How many decimal digits are there, anyways?
Recently I was reviewing a PR opened by a colleague of mine and noticed a function like the following:
+ (BOOL)validateNumber:(NSString *)number {
NSCharacterSet *invertedDecimalDigitCharacterSet =
[[NSCharacterSet decimalDigitCharacterSet] invertedSet];
NSRange range = [number rangeOfCharacterFromSet:invertedDecimalDigitCharacterSet];
// Ensure that the given string is digits only
return range.location == NSNotFound
}
On a hunch, I checked the docs for decimalDigitCharacterSet
:
A character set containing the characters in the category of Decimal Numbers. … Informally, this set is the set of all characters used to represent the decimal values 0 through 9. These characters include, for example, the decimal digits of the Indic scripts and Arabic.
That’s definitely going to be trouble. validateNumber
is supposed to return YES
only when the input string is made
up of the decimal digits 0 through 9, but decimalDigitCharacterSet
includes every character in the Unicode category
Nd, also known as Decimal_Number (see the full list of categories here).

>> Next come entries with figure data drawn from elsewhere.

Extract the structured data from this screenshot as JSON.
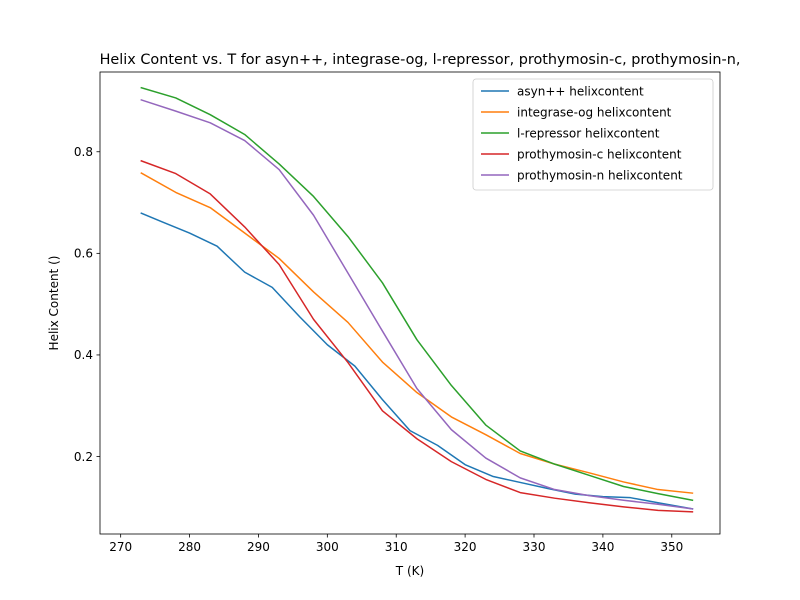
{
  "chart_data": {
    "type": "line",
    "title": "Helix Content vs. T for asyn++, integrase-og, l-repressor, prothymosin-c, prothymosin-n,",
    "xlabel": "T  (K)",
    "ylabel": "Helix Content  ()",
    "xlim": [
      267.0,
      357.0
    ],
    "ylim": [
      0.0475,
      0.957
    ],
    "xticks": [
      270,
      280,
      290,
      300,
      310,
      320,
      330,
      340,
      350
    ],
    "yticks": [
      0.2,
      0.4,
      0.6,
      0.8
    ],
    "xtick_labels": [
      "270",
      "280",
      "290",
      "300",
      "310",
      "320",
      "330",
      "340",
      "350"
    ],
    "ytick_labels": [
      "0.2",
      "0.4",
      "0.6",
      "0.8"
    ],
    "grid": false,
    "legend_position": "top-right",
    "series": [
      {
        "name": "asyn++ helixcontent",
        "color": "#1f77b4",
        "x": [
          273,
          276,
          280,
          284,
          288,
          292,
          296,
          300,
          304,
          308,
          312,
          316,
          320,
          324,
          328,
          332,
          336,
          340,
          344,
          348,
          353
        ],
        "y": [
          0.679,
          0.662,
          0.64,
          0.614,
          0.563,
          0.533,
          0.475,
          0.42,
          0.378,
          0.312,
          0.251,
          0.222,
          0.184,
          0.161,
          0.149,
          0.137,
          0.126,
          0.121,
          0.119,
          0.109,
          0.097
        ]
      },
      {
        "name": "integrase-og helixcontent",
        "color": "#ff7f0e",
        "x": [
          273,
          278,
          283,
          288,
          293,
          298,
          303,
          308,
          313,
          318,
          323,
          328,
          333,
          338,
          343,
          348,
          353
        ],
        "y": [
          0.758,
          0.72,
          0.69,
          0.64,
          0.59,
          0.524,
          0.464,
          0.386,
          0.326,
          0.278,
          0.243,
          0.206,
          0.185,
          0.168,
          0.15,
          0.135,
          0.128
        ]
      },
      {
        "name": "l-repressor helixcontent",
        "color": "#2ca02c",
        "x": [
          273,
          278,
          283,
          288,
          293,
          298,
          303,
          308,
          313,
          318,
          323,
          328,
          333,
          338,
          343,
          348,
          353
        ],
        "y": [
          0.926,
          0.906,
          0.873,
          0.834,
          0.776,
          0.712,
          0.633,
          0.542,
          0.43,
          0.34,
          0.262,
          0.211,
          0.185,
          0.163,
          0.141,
          0.127,
          0.114
        ]
      },
      {
        "name": "prothymosin-c helixcontent",
        "color": "#d62728",
        "x": [
          273,
          278,
          283,
          288,
          293,
          298,
          303,
          308,
          313,
          318,
          323,
          328,
          333,
          338,
          343,
          348,
          353
        ],
        "y": [
          0.782,
          0.757,
          0.717,
          0.652,
          0.578,
          0.47,
          0.385,
          0.29,
          0.235,
          0.19,
          0.155,
          0.129,
          0.118,
          0.109,
          0.101,
          0.094,
          0.091
        ]
      },
      {
        "name": "prothymosin-n helixcontent",
        "color": "#9467bd",
        "x": [
          273,
          278,
          283,
          288,
          293,
          298,
          303,
          308,
          313,
          318,
          323,
          328,
          333,
          338,
          343,
          348,
          353
        ],
        "y": [
          0.902,
          0.88,
          0.857,
          0.822,
          0.765,
          0.675,
          0.561,
          0.447,
          0.334,
          0.253,
          0.197,
          0.158,
          0.135,
          0.123,
          0.114,
          0.106,
          0.097
        ]
      }
    ]
  }
}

Let’s try a few:
let s = CharacterSet.decimalDigits
// U+0031 DIGIT ONE
s.contains("1") // true as expected
// U+1D7D9 MATHEMATICAL DOUBLE-STRUCK DIGIT ONE
s.contains("𝟙") // true!
// U+0967 DEVANAGARI DIGIT ONE
s.contains("१") // true!
// U+1811 MONGOLIAN DIGIT ONE
s.contains("᠑") // true!
Note that for convenience I’m using Swift’s CharacterSet, which is bridged to NSCharacterSet
, so observations about
it apply equally to its Objective-C counterpart.

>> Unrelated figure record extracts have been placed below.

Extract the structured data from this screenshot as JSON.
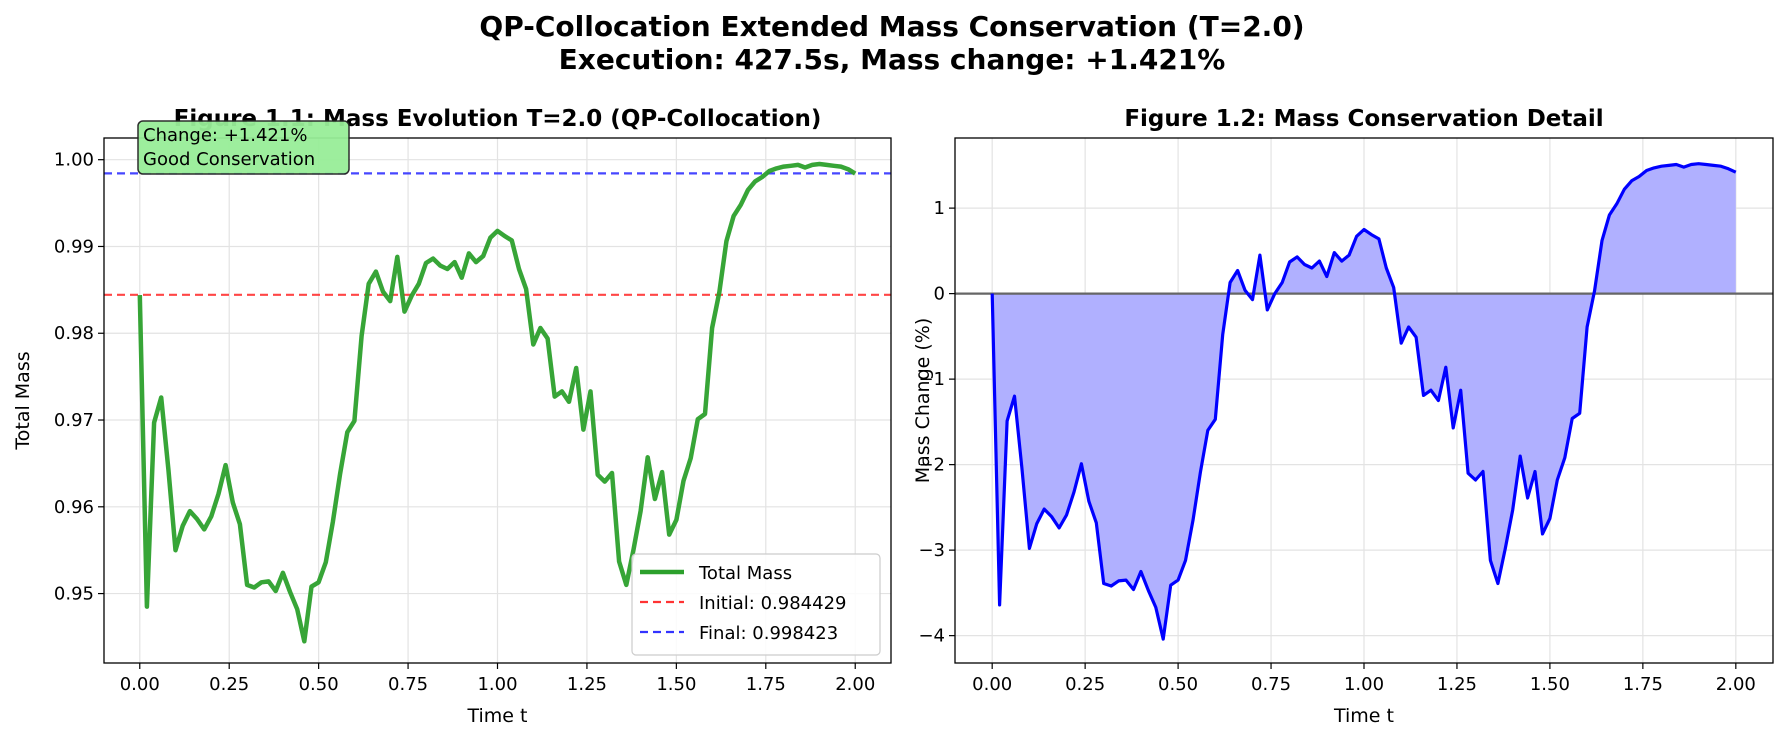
{
  "figure": {
    "title_line1": "QP-Collocation Extended Mass Conservation (T=2.0)",
    "title_line2": "Execution: 427.5s, Mass change: +1.421%"
  },
  "chart_data": [
    {
      "type": "line",
      "title": "Figure 1.1: Mass Evolution T=2.0 (QP-Collocation)",
      "xlabel": "Time t",
      "ylabel": "Total Mass",
      "xlim": [
        -0.1,
        2.1
      ],
      "ylim": [
        0.942,
        1.0025
      ],
      "xticks": [
        0.0,
        0.25,
        0.5,
        0.75,
        1.0,
        1.25,
        1.5,
        1.75,
        2.0
      ],
      "xtick_labels": [
        "0.00",
        "0.25",
        "0.50",
        "0.75",
        "1.00",
        "1.25",
        "1.50",
        "1.75",
        "2.00"
      ],
      "yticks": [
        0.95,
        0.96,
        0.97,
        0.98,
        0.99,
        1.0
      ],
      "ytick_labels": [
        "0.95",
        "0.96",
        "0.97",
        "0.98",
        "0.99",
        "1.00"
      ],
      "grid": true,
      "series": [
        {
          "name": "Total Mass",
          "color": "#2ca02c",
          "x": [
            0.0,
            0.02,
            0.04,
            0.06,
            0.08,
            0.1,
            0.12,
            0.14,
            0.16,
            0.18,
            0.2,
            0.22,
            0.24,
            0.26,
            0.28,
            0.3,
            0.32,
            0.34,
            0.36,
            0.38,
            0.4,
            0.42,
            0.44,
            0.46,
            0.48,
            0.5,
            0.52,
            0.54,
            0.56,
            0.58,
            0.6,
            0.62,
            0.64,
            0.66,
            0.68,
            0.7,
            0.72,
            0.74,
            0.76,
            0.78,
            0.8,
            0.82,
            0.84,
            0.86,
            0.88,
            0.9,
            0.92,
            0.94,
            0.96,
            0.98,
            1.0,
            1.02,
            1.04,
            1.06,
            1.08,
            1.1,
            1.12,
            1.14,
            1.16,
            1.18,
            1.2,
            1.22,
            1.24,
            1.26,
            1.28,
            1.3,
            1.32,
            1.34,
            1.36,
            1.38,
            1.4,
            1.42,
            1.44,
            1.46,
            1.48,
            1.5,
            1.52,
            1.54,
            1.56,
            1.58,
            1.6,
            1.62,
            1.64,
            1.66,
            1.68,
            1.7,
            1.72,
            1.74,
            1.76,
            1.78,
            1.8,
            1.82,
            1.84,
            1.86,
            1.88,
            1.9,
            1.92,
            1.94,
            1.96,
            1.98,
            2.0
          ],
          "y": [
            0.9844,
            0.9485,
            0.9697,
            0.9726,
            0.9643,
            0.955,
            0.9578,
            0.9595,
            0.9586,
            0.9574,
            0.9589,
            0.9615,
            0.9648,
            0.9605,
            0.958,
            0.951,
            0.9507,
            0.9513,
            0.9514,
            0.9503,
            0.9524,
            0.9502,
            0.9482,
            0.9445,
            0.9508,
            0.9513,
            0.9536,
            0.9583,
            0.9638,
            0.9686,
            0.9699,
            0.9797,
            0.9857,
            0.9871,
            0.9848,
            0.9837,
            0.9888,
            0.9825,
            0.9843,
            0.9857,
            0.9881,
            0.9886,
            0.9878,
            0.9874,
            0.9882,
            0.9864,
            0.9892,
            0.9882,
            0.9889,
            0.991,
            0.9918,
            0.9912,
            0.9907,
            0.9874,
            0.9851,
            0.9787,
            0.9806,
            0.9794,
            0.9727,
            0.9733,
            0.9721,
            0.976,
            0.9689,
            0.9733,
            0.9637,
            0.9629,
            0.9639,
            0.9537,
            0.951,
            0.955,
            0.9595,
            0.9657,
            0.9609,
            0.964,
            0.9568,
            0.9585,
            0.963,
            0.9656,
            0.9701,
            0.9707,
            0.9806,
            0.9847,
            0.9906,
            0.9935,
            0.9948,
            0.9965,
            0.9975,
            0.998,
            0.9987,
            0.999,
            0.9992,
            0.9993,
            0.9994,
            0.9991,
            0.9994,
            0.9995,
            0.9994,
            0.9993,
            0.9992,
            0.9989,
            0.9984
          ]
        }
      ],
      "hlines": [
        {
          "name": "Initial: 0.984429",
          "value": 0.984429,
          "color": "#ff3333"
        },
        {
          "name": "Final: 0.998423",
          "value": 0.998423,
          "color": "#3333ff"
        }
      ],
      "legend_location": "lower-right",
      "annotation": {
        "line1": "Change: +1.421%",
        "line2": "Good Conservation",
        "background": "#98ee98",
        "location": "top-left"
      }
    },
    {
      "type": "area",
      "title": "Figure 1.2: Mass Conservation Detail",
      "xlabel": "Time t",
      "ylabel": "Mass Change (%)",
      "xlim": [
        -0.1,
        2.1
      ],
      "ylim": [
        -4.32,
        1.82
      ],
      "xticks": [
        0.0,
        0.25,
        0.5,
        0.75,
        1.0,
        1.25,
        1.5,
        1.75,
        2.0
      ],
      "xtick_labels": [
        "0.00",
        "0.25",
        "0.50",
        "0.75",
        "1.00",
        "1.25",
        "1.50",
        "1.75",
        "2.00"
      ],
      "yticks": [
        -4,
        -3,
        -2,
        -1,
        0,
        1
      ],
      "ytick_labels": [
        "−4",
        "−3",
        "−2",
        "−1",
        "0",
        "1"
      ],
      "grid": true,
      "line_color": "#0000ff",
      "fill_color": "#b0b0ff",
      "zero_line_color": "#666666",
      "series": [
        {
          "x": [
            0.0,
            0.02,
            0.04,
            0.06,
            0.08,
            0.1,
            0.12,
            0.14,
            0.16,
            0.18,
            0.2,
            0.22,
            0.24,
            0.26,
            0.28,
            0.3,
            0.32,
            0.34,
            0.36,
            0.38,
            0.4,
            0.42,
            0.44,
            0.46,
            0.48,
            0.5,
            0.52,
            0.54,
            0.56,
            0.58,
            0.6,
            0.62,
            0.64,
            0.66,
            0.68,
            0.7,
            0.72,
            0.74,
            0.76,
            0.78,
            0.8,
            0.82,
            0.84,
            0.86,
            0.88,
            0.9,
            0.92,
            0.94,
            0.96,
            0.98,
            1.0,
            1.02,
            1.04,
            1.06,
            1.08,
            1.1,
            1.12,
            1.14,
            1.16,
            1.18,
            1.2,
            1.22,
            1.24,
            1.26,
            1.28,
            1.3,
            1.32,
            1.34,
            1.36,
            1.38,
            1.4,
            1.42,
            1.44,
            1.46,
            1.48,
            1.5,
            1.52,
            1.54,
            1.56,
            1.58,
            1.6,
            1.62,
            1.64,
            1.66,
            1.68,
            1.7,
            1.72,
            1.74,
            1.76,
            1.78,
            1.8,
            1.82,
            1.84,
            1.86,
            1.88,
            1.9,
            1.92,
            1.94,
            1.96,
            1.98,
            2.0
          ],
          "y": [
            0.0,
            -3.64,
            -1.49,
            -1.2,
            -2.04,
            -2.98,
            -2.69,
            -2.52,
            -2.61,
            -2.74,
            -2.59,
            -2.32,
            -1.99,
            -2.43,
            -2.68,
            -3.39,
            -3.42,
            -3.36,
            -3.35,
            -3.46,
            -3.25,
            -3.47,
            -3.67,
            -4.04,
            -3.41,
            -3.35,
            -3.12,
            -2.65,
            -2.09,
            -1.6,
            -1.47,
            -0.48,
            0.13,
            0.27,
            0.04,
            -0.07,
            0.45,
            -0.19,
            0.0,
            0.13,
            0.37,
            0.43,
            0.34,
            0.3,
            0.38,
            0.2,
            0.48,
            0.38,
            0.45,
            0.67,
            0.75,
            0.69,
            0.64,
            0.3,
            0.07,
            -0.58,
            -0.39,
            -0.51,
            -1.19,
            -1.13,
            -1.25,
            -0.86,
            -1.57,
            -1.13,
            -2.1,
            -2.18,
            -2.08,
            -3.12,
            -3.39,
            -2.98,
            -2.53,
            -1.9,
            -2.39,
            -2.08,
            -2.81,
            -2.63,
            -2.18,
            -1.92,
            -1.46,
            -1.4,
            -0.39,
            0.03,
            0.62,
            0.92,
            1.05,
            1.22,
            1.32,
            1.37,
            1.44,
            1.47,
            1.49,
            1.5,
            1.51,
            1.48,
            1.51,
            1.52,
            1.51,
            1.5,
            1.49,
            1.46,
            1.42
          ]
        }
      ]
    }
  ]
}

Clearly this isn’t doing what my colleague intended. Just how many of these Nd characters are there? It seems like we
ought to be able to simply ask the CharacterSet
how many elements it has with count
, but it doesn’t conform to
Collection
, nor does NSCharacterSet
support any simple means of obtaining the number of characters represented, so
we’ll just have to do it the hard way:
import Foundation
func sizeOf(set: CharacterSet) -> Int {
return (0...Int(0x10FFFF))
.compactMap { Unicode.Scalar($0) }
.filter { set.contains($0) }
.count
}
let s = CharacterSet.decimalDigits
print(sizeOf(set: s)) // 610
sizeOf(set:)
enumerates every code point from zero to the maximum valid value, 0x10FFFF, and checks whether each value
is in the set. compactMap
lets us ignore cases where Unicode.Scalar
returns nil
, as it does in the range 0xD800 to
0xDFFF, because these are invalid code points reserved for use as surrogates in UTF-16 (incidentally, UTF-16 is also the
reason that 0x10FFFF is the maximum valid code point).
According to this function, then, there are not just ten decimal number characters, as you might expect, but six hundred and ten! To fix the bug, we’ll just have to be more explicit:
+ (BOOL)validateAccountNumber:(NSString *)number {
NSCharacterSet *invertedArabicDecimalDigitCharacterSet =
[[NSCharacterSet characterSetWithCharactersInString:@"0123456789"] invertedSet];
NSRange range = [number rangeOfCharacterFromSet:invertedArabicDecimalDigitCharacterSet];
// Ensure that the given string is digits only
return range.location == NSNotFound
}
Amusingly, the accepted answer for this question on Stack Overflow also gets this wrong. I can hardly blame them!